The Jacksonville, Florida-based company said it instituted an across-the-board 10 percent pay cut, and expects to keep pay at the lowered level through March.
Fidelity National also cut 1,000 jobs last quarter, on top of 1,600 job eliminations in the April-to-June period, and shut more than 115 title and escrow offices in the third quarter.
Chief Executive William Foley blamed a “significant slowdown” in title operations for the decision to cut the quarterly dividend to 15 cents per share from 30 cents.
The company’s third-quarter net loss was $198.3 million, or 95 cents per share, and reflected a $261.6 million charge to strengthen loss reserves.

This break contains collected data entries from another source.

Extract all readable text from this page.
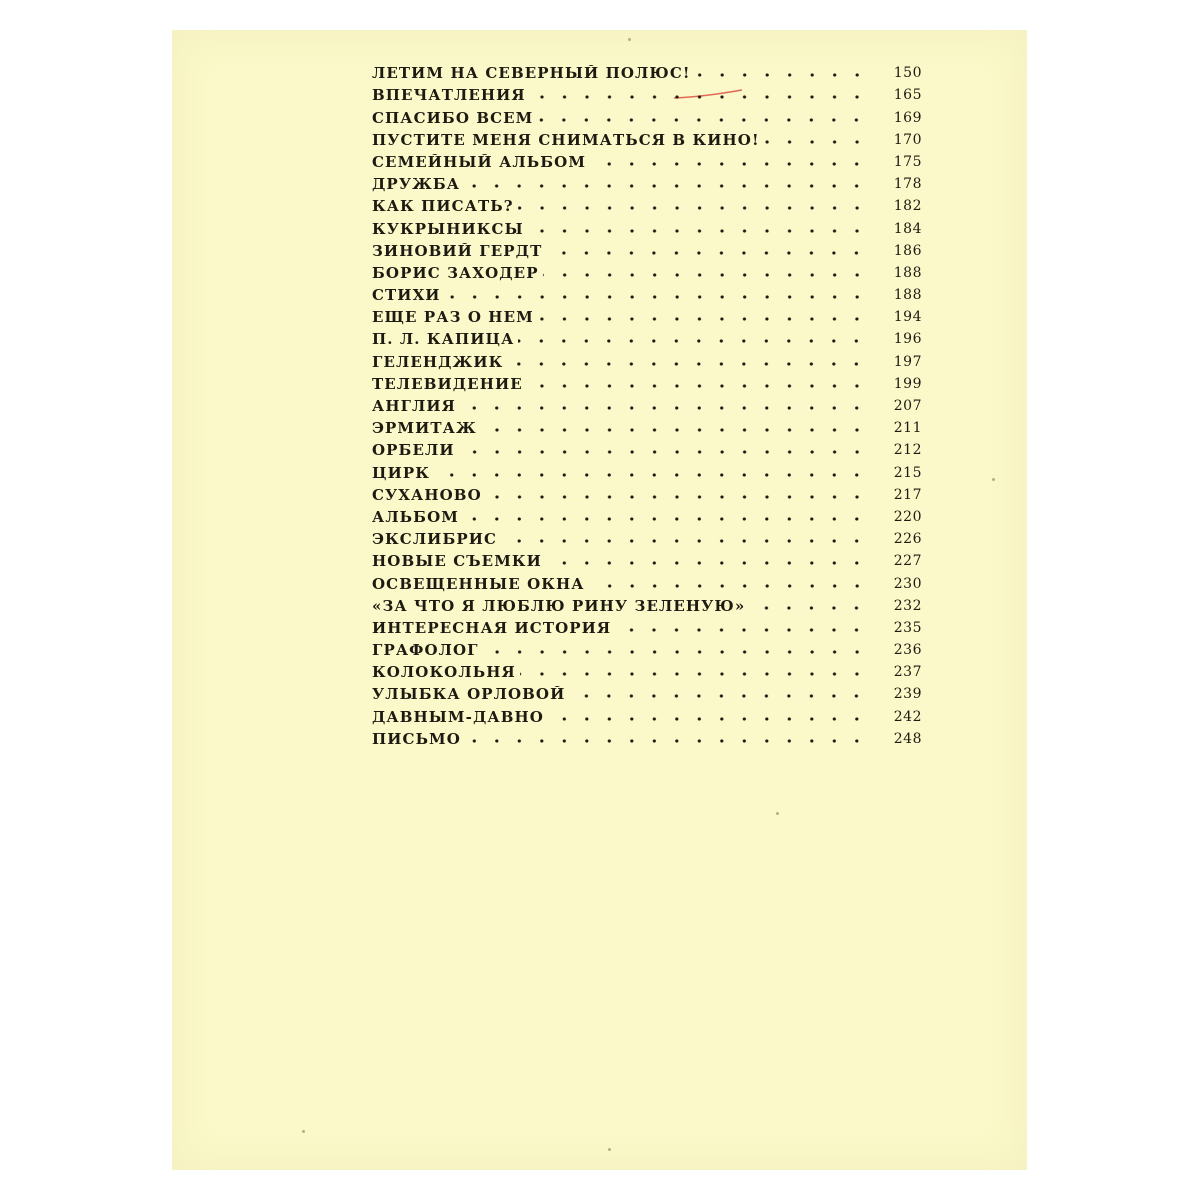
ЛЕТИМ НА СЕВЕРНЫЙ ПОЛЮС!	150
ВПЕЧАТЛЕНИЯ	165
СПАСИБО ВСЕМ	169
ПУСТИТЕ МЕНЯ СНИМАТЬСЯ В КИНО!	170
СЕМЕЙНЫЙ АЛЬБОМ	175
ДРУЖБА	178
КАК ПИСАТЬ?	182
КУКРЫНИКСЫ	184
ЗИНОВИЙ ГЕРДТ	186
БОРИС ЗАХОДЕР	188
СТИХИ	188
ЕЩЕ РАЗ О НЕМ	194
П. Л. КАПИЦА	196
ГЕЛЕНДЖИК	197
ТЕЛЕВИДЕНИЕ	199
АНГЛИЯ	207
ЭРМИТАЖ	211
ОРБЕЛИ	212
ЦИРК	215
СУХАНОВО	217
АЛЬБОМ	220
ЭКСЛИБРИС	226
НОВЫЕ СЪЕМКИ	227
ОСВЕЩЕННЫЕ ОКНА	230
«ЗА ЧТО Я ЛЮБЛЮ РИНУ ЗЕЛЕНУЮ»	232
ИНТЕРЕСНАЯ ИСТОРИЯ	235
ГРАФОЛОГ	236
КОЛОКОЛЬНЯ	237
УЛЫБКА ОРЛОВОЙ	239
ДАВНЫМ-ДАВНО	242
ПИСЬМО	248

That loss compared with a profit of $6.5 million, or 3 cents per share, a year earlier. Revenue fell 27 percent to $989.7 million.
Analysts on average expected a profit of 3 cents per share on revenue of $1.09 billion, according to Reuters Estimates.
Title insurance guarantees that a property owner has title to a property and can legally transfer that title. The nation’s housing slump has resulted in lower demand for and lower prices on homes, cutting into title insurers’ revenue.
Fidelity National said title orders that closed fell 23 percent in the quarter to 260,600, while the number opened fell 22 percent to 407,400. Title and escrow premiums and fees dropped 25 percent to $900.9 million.
Shares of Fidelity National closed Wednesday down 70 cents to $9.02 on the New York Stock Exchange. They have fallen 38 percent this year. The company released results after U.S. markets closed.